Литмир - Электронная Библиотека
Содержание  
A
A

— Светлана Алексеевна, прошу, будьте осторожны. Ведьмины круги на пустом месте не возникают. Тем более, что фламмулины не растут кругами, у них грибницы на деревьях расположены. Прошу, выйдите из круга. Так будет безопаснее.

Она не вышла, просто принялась отчитываться:

— Явных следов насильственной смерти я не вижу. Пока не вижу. Девушка умерла не меньше недели назад — пальцы, уши и глаза основательно повреждены животными. Эфирных следов вспышки пятого уровня я не нахожу.

Громов косо посмотрел на кристальник, который достал из кармана:

— Магдетектор тоже не засекает.

— Я осторожно, Александр Еремеевич, не извольте волноваться… — Она чуть пошевелила корзину, заглядывая, что же прячется на её дне, и похолодела. Не узнать багряные отсветы светоча сложно. Вот он — причина магвозмущений пятого уровня. Как волшебная, яркая, живая ягода он лежал в корзине, ожидая тех, кто придет за телом.

— Назад! Все назад!!! — заорала изо всех сил Светлана, призывая тьму и собой закрывая корзину с разрастающимся на глазах светочем, резко менявшим цвет от бордового до нереально белого, выжигающего глаза. За ней же абсолютно беззащитные Демьян и Владимир! И Сашка — он не уйдет без них в кромеж. Надо задержать светоч, сжигающий все на своем пути, надо дать Сашке время, чтобы он успел утащить своих друзей под защиту межмирья. Она же… Она знала, чем рисковала, и шагнула в ведьмин круг осознанно. Она еще успела удивиться тому, что светоч абсолютно неузнаваем — всегда отпечаток ритуала оставался на эфирных нитях. Значит… Додумать она не успела.

Стало резко жарко. И больно. И громко из-за «Светла-а-ана!», «Алексеевну» она уже не расслышала. И вовсе незачем ругаться её именем. Оно у неё красивое, между прочим.

Глава вторая

Все же придется жить

Было темно. Холодно. И легко. Она тонула все глубже и глубже под черной, анестезирующей водой, заставляющей все забывать. Пузырьки воздуха улетали прочь из Светланы, серебряным инеем застывая, как воздушные шарики, в черном ледяном небе. Один. Другой. Третий. Последний.
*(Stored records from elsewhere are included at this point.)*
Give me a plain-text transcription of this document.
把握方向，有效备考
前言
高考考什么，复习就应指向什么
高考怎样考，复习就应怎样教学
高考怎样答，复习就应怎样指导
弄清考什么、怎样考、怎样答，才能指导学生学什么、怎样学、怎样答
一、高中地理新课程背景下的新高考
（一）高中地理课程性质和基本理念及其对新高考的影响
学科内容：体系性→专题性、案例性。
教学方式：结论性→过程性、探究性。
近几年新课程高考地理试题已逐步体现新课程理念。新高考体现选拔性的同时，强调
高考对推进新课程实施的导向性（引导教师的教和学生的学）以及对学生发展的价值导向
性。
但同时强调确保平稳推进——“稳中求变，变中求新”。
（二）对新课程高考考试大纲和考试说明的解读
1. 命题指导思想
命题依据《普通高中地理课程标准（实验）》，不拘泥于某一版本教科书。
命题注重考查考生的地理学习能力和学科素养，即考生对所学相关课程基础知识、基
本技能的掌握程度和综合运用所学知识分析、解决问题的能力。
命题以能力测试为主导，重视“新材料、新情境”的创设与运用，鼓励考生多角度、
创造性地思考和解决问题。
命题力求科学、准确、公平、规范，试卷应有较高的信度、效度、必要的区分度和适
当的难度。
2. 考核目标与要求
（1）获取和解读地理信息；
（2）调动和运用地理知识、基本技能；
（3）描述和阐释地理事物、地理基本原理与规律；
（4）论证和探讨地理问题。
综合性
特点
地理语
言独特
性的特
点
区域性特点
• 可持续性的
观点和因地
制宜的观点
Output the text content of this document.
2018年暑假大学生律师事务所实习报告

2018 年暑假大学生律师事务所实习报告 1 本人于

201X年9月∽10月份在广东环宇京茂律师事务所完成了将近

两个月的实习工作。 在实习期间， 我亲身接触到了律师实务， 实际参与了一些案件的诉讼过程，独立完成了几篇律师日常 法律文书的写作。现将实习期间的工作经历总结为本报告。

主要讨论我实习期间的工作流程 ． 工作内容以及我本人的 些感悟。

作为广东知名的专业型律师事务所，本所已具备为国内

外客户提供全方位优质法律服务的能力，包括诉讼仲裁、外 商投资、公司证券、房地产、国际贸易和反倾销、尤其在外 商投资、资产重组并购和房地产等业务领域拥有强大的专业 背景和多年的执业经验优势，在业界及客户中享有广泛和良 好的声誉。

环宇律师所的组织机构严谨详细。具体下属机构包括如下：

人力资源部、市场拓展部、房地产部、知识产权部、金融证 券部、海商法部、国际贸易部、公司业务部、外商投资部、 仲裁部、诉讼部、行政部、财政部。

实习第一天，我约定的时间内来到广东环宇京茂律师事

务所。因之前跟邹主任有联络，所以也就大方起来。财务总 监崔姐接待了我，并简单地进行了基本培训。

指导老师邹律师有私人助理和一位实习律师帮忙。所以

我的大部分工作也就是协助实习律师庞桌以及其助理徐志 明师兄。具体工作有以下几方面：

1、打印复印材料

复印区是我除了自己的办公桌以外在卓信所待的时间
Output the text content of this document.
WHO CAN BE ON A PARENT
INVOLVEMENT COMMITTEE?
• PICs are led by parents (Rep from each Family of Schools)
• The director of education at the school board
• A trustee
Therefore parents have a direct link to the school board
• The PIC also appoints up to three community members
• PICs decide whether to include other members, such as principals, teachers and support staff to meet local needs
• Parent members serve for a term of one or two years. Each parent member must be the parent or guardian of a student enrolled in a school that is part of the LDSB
Красиво. Даже жаль, что никто больше их не видит.

И только хриплый, смутно-знакомый голос где-то над водой, утягивающей на дно, уговаривал держаться. За что? Для чего? Он звал, он не давал уснуть, он откровенно мешал. Прогнать бы, да не было сил. Даже вдохнуть не было сил.

Пахнуло знакомо-обжигающе притягательной сейчас Навью. Светлана не поняла, зачем туда шагнула. Она не собиралась в Навь. Рано.

— … правильно, рано, очень рано… — хрипел над водой голос. — Не надо туда…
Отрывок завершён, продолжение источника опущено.